Think that who you hang out with when you’re off the job is not the boss’s business? Think again, says the National Labor Relations Board (NLRB), in a recent 2-1 decision by the Republican majority which takes anti-fraternization policies much further than most employees would consider possible. The NLRB’s recent decision upheld a policy which made it against the rules for Guardsmark‘s security guards to “fraternize on duty or off duty, date, or become overly friendly with the client’s employees or with co-employees.” While the policy was ostensibly enacted for safety and security purposes, its chilling effect goes much further.
Guardsmark, who calls itself “the leader in security services,” added to its employee handbook the following provision:
While on duty you must NOT . . . fraternize on duty or off duty, date or become overly friendly with the client’s employees or with co-employees.
Guardsmark claimed this provision was necessary “to provide safeguards so that security will not be compromised by interpersonal relationships either between Respondent’s fellow security guards or between Respondent’s security guards and clients’ employees.”
The provision was used to punish a supervisor at San Francisco’s Fairmont Hotel, Daniel Higgins, when it was charged that “he was leaving his post unattended and becoming too friendly with some of the other employees.” (See The Desert Sun article.) This provision was challenged by the Service Employees International Union (SEIU), who argued that this kind of provision discouraged workers from exercising their right to “self-organization, to form, join, or assist labor organizations…and to engage in other concerted activities for the purpose of collective bargaining or other mutual aid or protection…” as guaranteed by Section 7 of the National Labor Relations Act (NLRA).
After all, if you can’t get overly friendly with your fellow employees, or spend time with them away from the workplace, chances are good that you’re not going to feel safe complaining about work to someone you don’t know very well, and certainly aren’t going to take the chance of talking about banding together to join a union. Security guards are often isolated from their fellow coworkers anyway — often working in solitary assignments and odd hours — and this type of policy doesn’t help the situation.
Even the NLRB doesn’t agree about what “fraternization” means. The majority says that “we believe that employees would reasonably understand the rule to prohibit only personal entanglements, rather than activity protected by the Act.” Personal entanglements –now that really defines it clearly. Where does friendship end and personal entanglement begin? Even as applied to dating, it becomes problematic: does the relationship have to assume a certain level of “seriousness” before it’s a personal entanglement? Does one date count? If one party is “personally entangled” on an emotional level, but the other isn’t, does that mean only one party is in violation of the policy? What about those who were personally entangled before the policy went into effect: does one of the two have to quit?

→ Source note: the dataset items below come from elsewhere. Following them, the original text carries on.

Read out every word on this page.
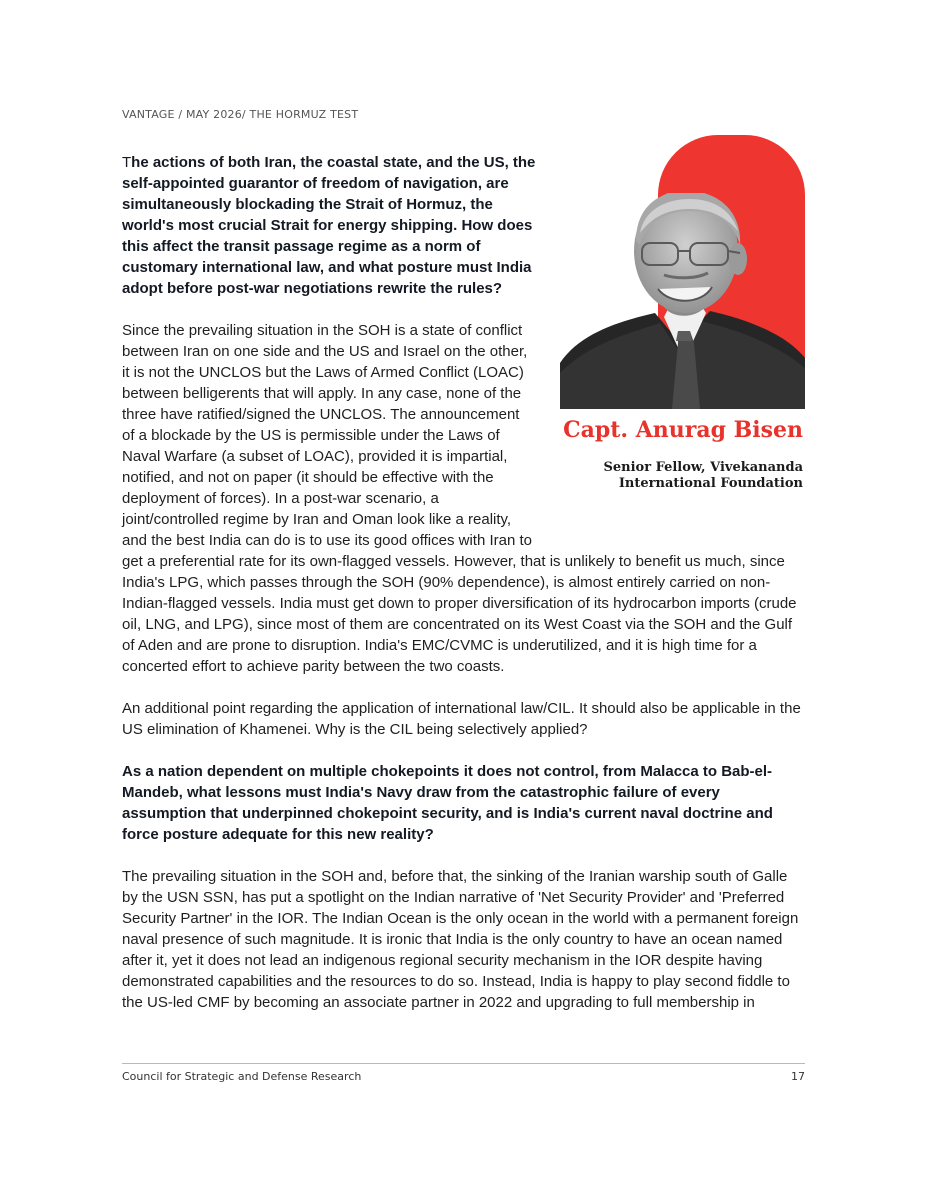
VANTAGE / MAY 2026/ THE HORMUZ TEST
Capt. Anurag Bisen
Senior Fellow, Vivekananda
International Foundation

The actions of both Iran, the coastal state, and the US, the self-appointed guarantor of freedom of navigation, are simultaneously blockading the Strait of Hormuz, the world's most crucial Strait for energy shipping. How does this affect the transit passage regime as a norm of customary international law, and what posture must India adopt before post-war negotiations rewrite the rules?

Since the prevailing situation in the SOH is a state of conflict between Iran on one side and the US and Israel on the other, it is not the UNCLOS but the Laws of Armed Conflict (LOAC) between belligerents that will apply. In any case, none of the three have ratified/signed the UNCLOS. The announcement of a blockade by the US is permissible under the Laws of Naval Warfare (a subset of LOAC), provided it is impartial, notified, and not on paper (it should be effective with the deployment of forces). In a post-war scenario, a joint/controlled regime by Iran and Oman look like a reality, and the best India can do is to use its good offices with Iran to get a preferential rate for its own-flagged vessels. However, that is unlikely to benefit us much, since India's LPG, which passes through the SOH (90% dependence), is almost entirely carried on non-Indian-flagged vessels. India must get down to proper diversification of its hydrocarbon imports (crude oil, LNG, and LPG), since most of them are concentrated on its West Coast via the SOH and the Gulf of Aden and are prone to disruption. India's EMC/CVMC is underutilized, and it is high time for a concerted effort to achieve parity between the two coasts.

An additional point regarding the application of international law/CIL. It should also be applicable in the US elimination of Khamenei. Why is the CIL being selectively applied?

As a nation dependent on multiple chokepoints it does not control, from Malacca to Bab-el-Mandeb, what lessons must India's Navy draw from the catastrophic failure of every assumption that underpinned chokepoint security, and is India's current naval doctrine and force posture adequate for this new reality?

The prevailing situation in the SOH and, before that, the sinking of the Iranian warship south of Galle by the USN SSN, has put a spotlight on the Indian narrative of 'Net Security Provider' and 'Preferred Security Partner' in the IOR. The Indian Ocean is the only ocean in the world with a permanent foreign naval presence of such magnitude. It is ironic that India is the only country to have an ocean named after it, yet it does not lead an indigenous regional security mechanism in the IOR despite having demonstrated capabilities and the resources to do so. Instead, India is happy to play second fiddle to the US-led CMF by becoming an associate partner in 2022 and upgrading to full membership in

Council for Strategic and Defense Research	17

However, as the dissenter, Board member Wilma B. Liebman, astutely points out:
Here, a reasonable employee certainly could understand the Respondent’ rule to sweep much more broadly than prohibiting only personal entanglements with clients and coworkers. The rule already bars dating and becoming “overly friendly” with those individuals, so a reasonable employee might well conclude that the prohibition on fraternizing must apply to something else….The primary meaning of the term “fraternize,” in turn, is “to associate in a brotherly manner,” Webster’s New World Dictionary 555 (2d ed. 1984), and that kind of association is the essence of workplace solidarity.
(Guardmark, Member Liebman, dissenting in part.)
This case was brought under the NLRA, because that’s one of the few potential remedies for these kinds of policies. However, regardless of whether it chills union activity or not (and it seems clear that it would), should employers really be in the business of chilling employee friendships?
Amy Joyce, workplace columnist for the Washington Post, points out that “The Gallup Organization has studied workplace friendships and says that those who have friends at work, with whom they socialize both in and out of the office, are more engaged than those who don’t. Studies have also shown that having friends at work lowers turnover and increases safety.” (See Washington Post article.) Joyce’s article, “Undercover Friends,” discusses many situations where so-called “fraternization” helps both the workplace and its workers, and asks, “Will the ruling have the opposite effect and actually hurt morale and make guards less likely to discuss issues and possibly find new ways to protect the buildings in which they are stationed?”
Harold Meyerson, Post columnist, works up even more outrage about the decision:
There’s a word for the kind of employer-employee relationship that the NLRB has just sanctioned. It’s “feudal.” The brave new world that emerges from this ruling looks a lot like the bad old world where earls and dukes had the power to control the lives of their serfs — not just when the serfs were out tilling the fields but when they retired in the evening to the comfort of their hovels. But then the Bill of Rights in America has never reached very far into the workplace. And now, the strictures on workers’ rights within the workplace are being extended without.
(See Washington Post column.)
Let’s hope that too many more employers don’t decide to follow Guardsmark’s lead, but what’s the most frightening is that after the recent NLRB decision, they now have license to establish such restrictive policies. And if there’s not much to be done about under the NLRA, then there’s not much to be done about it period. Does Guardsmark really want its security workforce to be comprised of isolated loners? You wouldn’t think so: we’ll see if that so-called safety rationale really pans out.